Kilpela ran regular trips to Isle Royale in the Queen II from 1971-1988. As the Island itself began to undergo changes (1976: the land was designated a National Wilderness Preservation System; 98% of the Island must remain wilderness—1981: the land is designated as an International Biosphere Reserve), Kilpela's business began to increase. He soon added two gift shops to his growing enterprise: Elizabeth's (named and run by his wife) and Ragamuffins (also run by his wife and his daughters), and he was looking to find a replacement for his current ferry. Despite his efforts, Kilpela could not find a new vessel worthy of the crossing, so he hired naval architect Timothy Graul to design a lengthening of his current ship. The Vinette Boat Company, which had built the original vessel, added 24 feet and a stern cabin to the Queen II. She was now 81 feet long, could carry 100 passengers, and could traverse the lake in about 3.5 hours.

In 1989, this new ship was renamed the Isle Royale Queen III. As well as having a new name, length, and carry capacity, the new Queen could handle rough seas much more easily with her longer hull. The names that had been bestowed on the earlier ship, such as the "Barf Barge", "Chuck Wagon", etc. were transferred over (the new ship still couldn't handle high seas very well), but were used much more sparingly. The Queen III lasted until 2004, when Kilpela decided to replace, yet again, his older vessel.

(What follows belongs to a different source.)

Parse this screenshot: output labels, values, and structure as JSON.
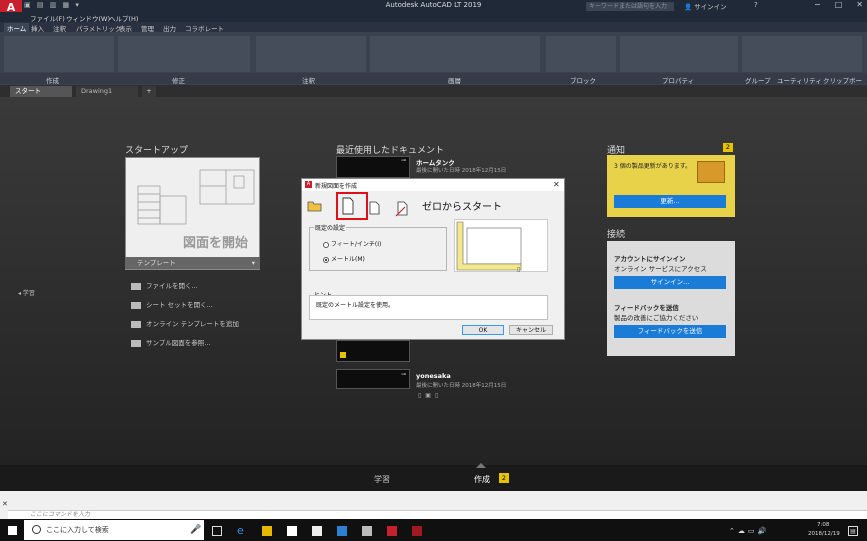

After nearly two years of searching, Kilpela found his new ship: the American Freedom, which was then docked in Cape Canaveral. Kilpela and his three sons sailed the ship up three rivers, into Lake Michigan, and finally, to Copper Harbor, where it was renamed the Isle Royale Queen IV. At 100 feet long, 20 feet wide, with spacious cabin space, she could make the crossing in just over three hours. Donald Kilpela Sr. retired from captaining duties several years before he purchased the Queen IV, and the duty passed to his three sons, Donald Jr., Ben, and John Kilpela.